The Riviera Hotel & Casino seems to have been “on the market” since filing for bankruptcy in 2010. If the Las Vegas rumor mill is correct, and it usually is when there is this much chatter, the oldest still operating casino on strip will be sold to the Las Vegas Convention and Visitors Authority (LVCVA). Speculation places the closure as early as May and demolition by the end of June. The property will not be replaced by a new casino as the LVCVA charter prohibits it from owning or operating gambling properties.

Last Fall a feasibility study was released examining the LVCVA’s proposed Las Vegas Global Business District – a plan to expand and refurbish the Las Vegas Convention Center – which was originally built in the 1950’s, as was the Riviera. The 5 to 8 year plan would expand the current 3.2 million square foot facility to almost 5.7 million square feet. The project is estimated to cost $2.3 billion for the expansion and renovation alone – not counting neighborhood gentrification or the proposed new transportation plan for the city which would center on the project.

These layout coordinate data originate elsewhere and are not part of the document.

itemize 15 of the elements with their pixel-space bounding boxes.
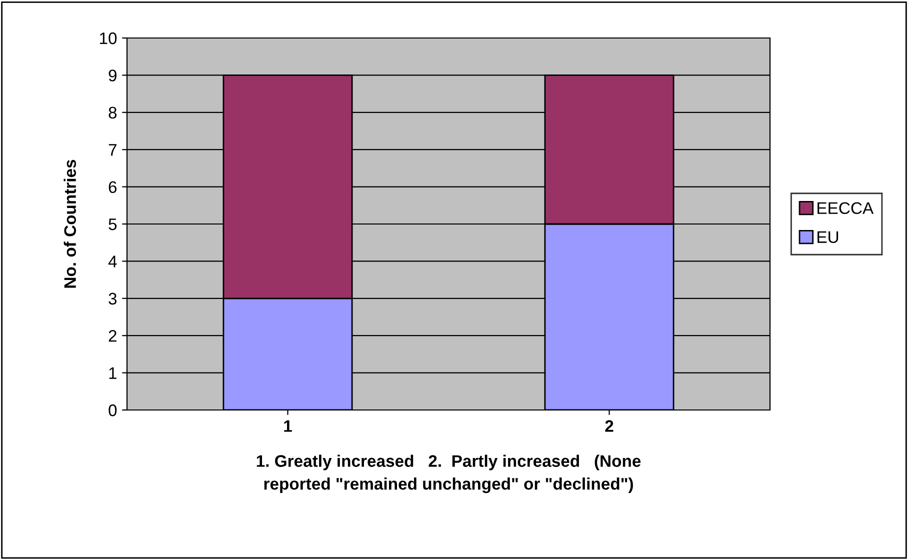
y-tick-label: 5 bbox=[108, 218, 117, 230]
y-tick-label: 2 bbox=[108, 330, 116, 342]
y-tick-label: 9 bbox=[108, 70, 116, 82]
y-tick-label: 10 bbox=[100, 32, 117, 44]
x-axis-title: 1. Greatly increased 2. Partly increased (None reported "remained unchanged" or "declined") bbox=[256, 454, 641, 494]
y-axis-title: No. of Countries bbox=[64, 160, 76, 288]
y-tick-label: 1 bbox=[109, 367, 116, 379]
y-tick-label: 7 bbox=[108, 144, 116, 156]
y-tick-label: 4 bbox=[108, 256, 117, 268]
legend-label: EECCA bbox=[818, 202, 874, 214]
y-tick-label: 8 bbox=[108, 106, 117, 119]
legend-label: EU bbox=[818, 231, 838, 243]
y-tick-label: 6 bbox=[108, 181, 117, 194]
y-tick-label: 0 bbox=[108, 404, 117, 416]
y-tick-label: 3 bbox=[108, 292, 117, 305]
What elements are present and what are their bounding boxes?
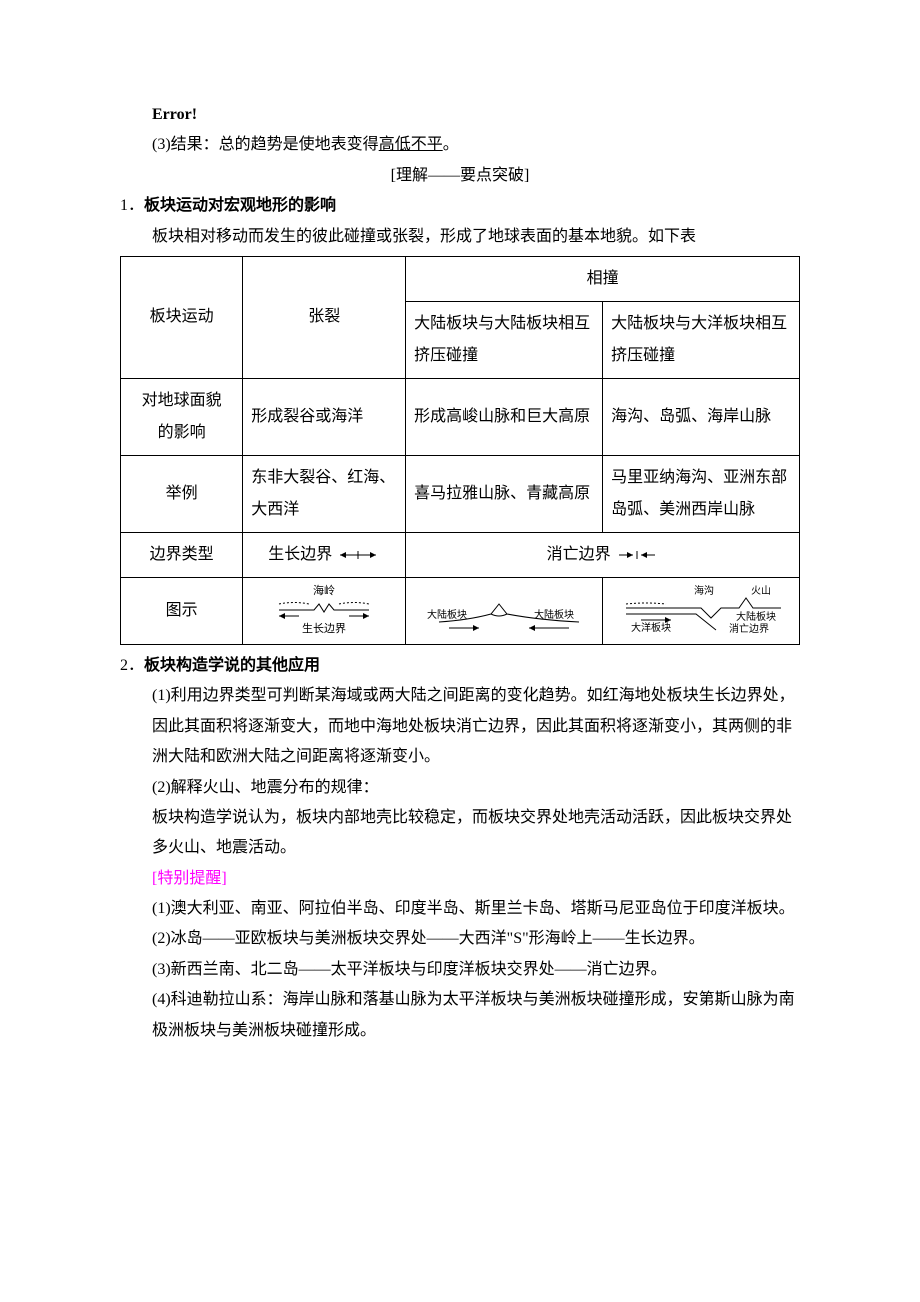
heading-2: 2．板块构造学说的其他应用	[120, 651, 800, 681]
cell-diagram-co: 海沟 火山 大洋板块 大陆板块 消亡边界	[603, 577, 800, 644]
reminder-4: (4)科迪勒拉山系：海岸山脉和落基山脉为太平洋板块与美洲板块碰撞形成，安第斯山脉…	[120, 985, 800, 1046]
convergent-arrows-icon	[615, 549, 659, 561]
cell-collision: 相撞	[406, 256, 800, 301]
effect-a: 对地球面貌	[142, 392, 222, 409]
table-row: 板块运动 张裂 相撞	[121, 256, 800, 301]
cell-effect-co: 海沟、岛弧、海岸山脉	[603, 378, 800, 455]
result-prefix: (3)结果：	[152, 136, 219, 153]
document-page: Error! (3)结果：总的趋势是使地表变得高低不平。 [理解——要点突破] …	[0, 0, 920, 1302]
boundary-destroy-text: 消亡边界	[547, 546, 611, 563]
table-row: 对地球面貌 的影响 形成裂谷或海洋 形成高峻山脉和巨大高原 海沟、岛弧、海岸山脉	[121, 378, 800, 455]
cell-effect-cc: 形成高峻山脉和巨大高原	[406, 378, 603, 455]
para-2-2: (2)解释火山、地震分布的规律：	[120, 773, 800, 803]
cell-divergent: 张裂	[243, 256, 406, 378]
result-underline: 高低不平	[379, 136, 443, 153]
reminder-3: (3)新西兰南、北二岛——太平洋板块与印度洋板块交界处——消亡边界。	[120, 955, 800, 985]
heading-1-num: 1．	[120, 197, 144, 214]
heading-1-text: 板块运动对宏观地形的影响	[144, 197, 336, 214]
cell-diagram-label: 图示	[121, 577, 243, 644]
boundary-grow-text: 生长边界	[268, 546, 332, 563]
cell-example-div: 东非大裂谷、红海、大西洋	[243, 455, 406, 532]
heading-1-paragraph: 板块相对移动而发生的彼此碰撞或张裂，形成了地球表面的基本地貌。如下表	[120, 222, 800, 252]
illus2-a: 大陆板块	[427, 608, 467, 621]
illus3-b3: 消亡边界	[729, 622, 769, 635]
result-body: 总的趋势是使地表变得	[219, 136, 379, 153]
cell-boundary-label: 边界类型	[121, 532, 243, 577]
illus3-b1: 大洋板块	[631, 621, 671, 634]
table-row: 图示 海岭 生长边界	[121, 577, 800, 644]
cell-effect-div: 形成裂谷或海洋	[243, 378, 406, 455]
para-2-2b: 板块构造学说认为，板块内部地壳比较稳定，而板块交界处地壳活动活跃，因此板块交界处…	[120, 803, 800, 864]
illus1-bot: 生长边界	[302, 621, 346, 635]
sub-heading: [理解——要点突破]	[120, 161, 800, 191]
special-reminder-title: [特别提醒]	[120, 864, 800, 894]
trench-diagram-icon: 海沟 火山 大洋板块 大陆板块 消亡边界	[616, 584, 786, 638]
table-row: 边界类型 生长边界 消亡边界	[121, 532, 800, 577]
cell-example-cc: 喜马拉雅山脉、青藏高原	[406, 455, 603, 532]
illus3-top1: 海沟	[694, 584, 714, 597]
illus3-top2: 火山	[751, 585, 771, 597]
illus1-top: 海岭	[313, 584, 335, 597]
ridge-diagram-icon: 海岭 生长边界	[259, 584, 389, 638]
heading-2-text: 板块构造学说的其他应用	[144, 657, 320, 674]
reminder-2: (2)冰岛——亚欧板块与美洲板块交界处——大西洋"S"形海岭上——生长边界。	[120, 924, 800, 954]
heading-2-num: 2．	[120, 657, 144, 674]
error-text: Error!	[120, 100, 800, 130]
cell-example-label: 举例	[121, 455, 243, 532]
cell-boundary-destroy: 消亡边界	[406, 532, 800, 577]
cell-diagram-grow: 海岭 生长边界	[243, 577, 406, 644]
heading-1: 1．板块运动对宏观地形的影响	[120, 191, 800, 221]
cell-diagram-cc: 大陆板块 大陆板块	[406, 577, 603, 644]
plate-motion-table: 板块运动 张裂 相撞 大陆板块与大陆板块相互挤压碰撞 大陆板块与大洋板块相互挤压…	[120, 256, 800, 645]
table-row: 举例 东非大裂谷、红海、大西洋 喜马拉雅山脉、青藏高原 马里亚纳海沟、亚洲东部岛…	[121, 455, 800, 532]
cell-boundary-grow: 生长边界	[243, 532, 406, 577]
cell-example-co: 马里亚纳海沟、亚洲东部岛弧、美洲西岸山脉	[603, 455, 800, 532]
result-line: (3)结果：总的趋势是使地表变得高低不平。	[120, 130, 800, 160]
result-end: 。	[443, 136, 459, 153]
cell-effect-label: 对地球面貌 的影响	[121, 378, 243, 455]
reminder-1: (1)澳大利亚、南亚、阿拉伯半岛、印度半岛、斯里兰卡岛、塔斯马尼亚岛位于印度洋板…	[120, 894, 800, 924]
effect-b: 的影响	[158, 424, 206, 441]
divergent-arrows-icon	[336, 549, 380, 561]
cell-motion: 板块运动	[121, 256, 243, 378]
cell-cont-cont: 大陆板块与大陆板块相互挤压碰撞	[406, 301, 603, 378]
illus2-b: 大陆板块	[534, 608, 574, 621]
para-2-1: (1)利用边界类型可判断某海域或两大陆之间距离的变化趋势。如红海地处板块生长边界…	[120, 681, 800, 772]
cell-cont-ocean: 大陆板块与大洋板块相互挤压碰撞	[603, 301, 800, 378]
mountain-diagram-icon: 大陆板块 大陆板块	[419, 584, 589, 638]
illus3-b2: 大陆板块	[736, 610, 776, 623]
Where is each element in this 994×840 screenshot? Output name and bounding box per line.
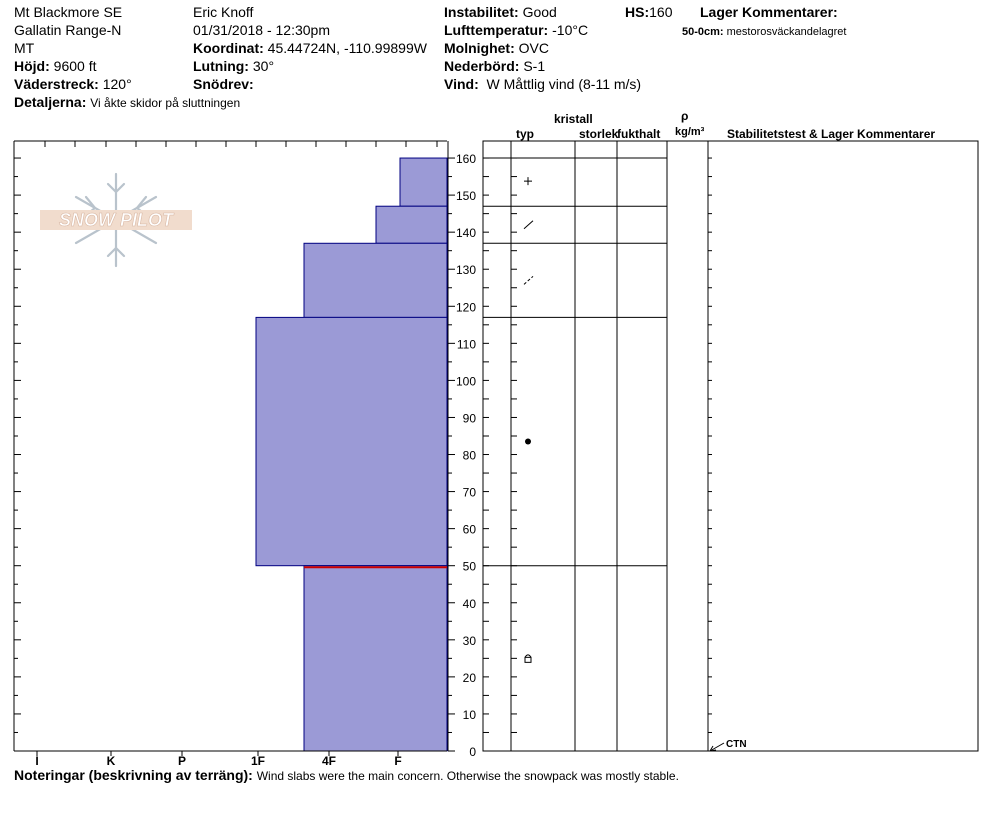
test-result-arrow [709,742,725,752]
depth-tick-label: 30 [463,634,477,648]
hardness-label: F [394,754,401,768]
depth-tick-label: 40 [463,597,477,611]
hardness-label: I [35,754,38,768]
wind-value: W Måttlig vind (8-11 m/s) [486,76,642,92]
faceted-grain-icon [524,654,532,658]
coordinate-row: Koordinat: 45.44724N, -110.99899W [193,40,427,56]
cloud-value: OVC [518,40,549,56]
wind-row: Vind: W Måttlig vind (8-11 m/s) [444,76,641,92]
snowpilot-logo: SNOW PILOT [40,172,192,268]
snow-layer-bar [399,157,448,207]
snow-layer-bar [375,205,448,244]
cloud-row: Molnighet: OVC [444,40,549,56]
airtemp-label: Lufttemperatur: [444,22,549,38]
stability-row: Instabilitet: Good [444,4,557,20]
drift-label: Snödrev: [193,76,254,92]
layer-comment-row: 50-0cm: mestorosväckandelagret [682,24,846,40]
type-header: typ [516,127,534,141]
notes-text: Wind slabs were the main concern. Otherw… [256,769,679,783]
wind-label: Vind: [444,76,479,92]
hardness-label: K [107,754,116,768]
depth-tick-label: 50 [463,560,477,574]
depth-tick-label: 10 [463,708,477,722]
snow-layer-bar [303,565,448,752]
snow-layer-bar [255,316,448,567]
coordinate-value: 45.44724N, -110.99899W [267,40,427,56]
depth-tick-label: 100 [456,374,476,388]
observer-name: Eric Knoff [193,4,254,20]
size-header: storlek [579,127,619,141]
aspect-label: Väderstreck: [14,76,99,92]
elevation-value: 9600 ft [53,58,97,74]
test-result-label: CTN [726,739,747,750]
depth-tick-label: 90 [463,411,477,425]
rho-header: ρ [681,109,689,123]
density-unit-header: kg/m³ [675,126,705,138]
depth-tick-label: 120 [456,300,476,314]
layer-table-frame [482,140,979,752]
coordinate-label: Koordinat: [193,40,264,56]
layer-comment-text: mestorosväckandelagret [726,26,847,38]
precip-row: Nederbörd: S-1 [444,58,545,74]
state-name: MT [14,40,35,56]
aspect-row: Väderstreck: 120° [14,76,132,92]
hardness-label: 4F [322,754,336,768]
precip-label: Nederbörd: [444,58,520,74]
slope-label: Lutning: [193,58,249,74]
elevation-label: Höjd: [14,58,50,74]
airtemp-value: -10°C [552,22,589,38]
location-name: Mt Blackmore SE [14,4,123,20]
notes-label: Noteringar (beskrivning av terräng): [14,767,253,783]
depth-tick-label: 60 [463,523,477,537]
stability-value: Good [522,4,557,20]
elevation-row: Höjd: 9600 ft [14,58,96,74]
snow-layer-bar [303,242,448,318]
depth-tick-label: 140 [456,226,476,240]
slope-row: Lutning: 30° [193,58,274,74]
hs-row: HS:160 [625,4,672,20]
stability-header: Stabilitetstest & Lager Kommentarer [727,127,936,141]
layer-comment-depth: 50-0cm: [682,26,724,38]
depth-tick-label: 130 [456,263,476,277]
details-label: Detaljerna: [14,94,87,110]
layer-comments-label: Lager Kommentarer: [700,4,838,20]
hs-label: HS: [625,4,650,20]
depth-tick-label: 160 [456,152,476,166]
test-result-arrowhead [709,749,717,752]
logo-band [40,210,192,230]
range-name: Gallatin Range-N [14,22,122,38]
observation-datetime: 01/31/2018 - 12:30pm [193,22,330,38]
depth-tick-label: 110 [457,337,476,351]
stability-label: Instabilitet: [444,4,519,20]
aspect-value: 120° [102,76,132,92]
details-value: Vi åkte skidor på sluttningen [90,96,241,110]
depth-tick-label: 70 [463,486,477,500]
test-result-arrowhead [709,745,714,752]
dashed-slash-grain-icon [523,275,534,285]
depth-tick-label: 20 [463,671,477,685]
notes-row: Noteringar (beskrivning av terräng): Win… [14,767,679,784]
crystal-header: kristall [554,112,593,126]
slash-grain-icon [523,220,534,230]
hs-value: 160 [649,4,673,20]
depth-tick-label: 80 [463,449,477,463]
faceted-grain-icon [524,656,532,663]
drift-row: Snödrev: [193,76,254,92]
details-row: Detaljerna: Vi åkte skidor på sluttninge… [14,94,240,111]
slope-value: 30° [252,58,275,74]
hardness-label: 1F [251,754,265,768]
hardness-label: P [178,754,186,768]
depth-tick-label: 0 [469,745,476,759]
depth-tick-label: 150 [456,189,476,203]
logo-text: SNOW PILOT [59,210,175,230]
cloud-label: Molnighet: [444,40,515,56]
moisture-header: fukthalt [617,127,661,141]
airtemp-row: Lufttemperatur: -10°C [444,22,588,38]
dot-grain-icon [525,438,531,445]
precip-value: S-1 [523,58,546,74]
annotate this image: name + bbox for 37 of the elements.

In 1955, The Riviera became the ninth casino to be built on the Las Vegas Strip and has counted among its partial owners names like Dean Martin, and The Marx Brothers. The casino property is currently owned by Starwood Capital Group. The Riviera has a 110,000 square foot casino with nearly 1,000 slots and 40 gaming tables, 2,100 hotel rooms, and 150,000 square feet of convention space. The Mardi Gras Theatre there has hosted such names as Dean Martin, Frank Sinatra, Barbara Streisand, Elvis Presley, and Liberace over the years.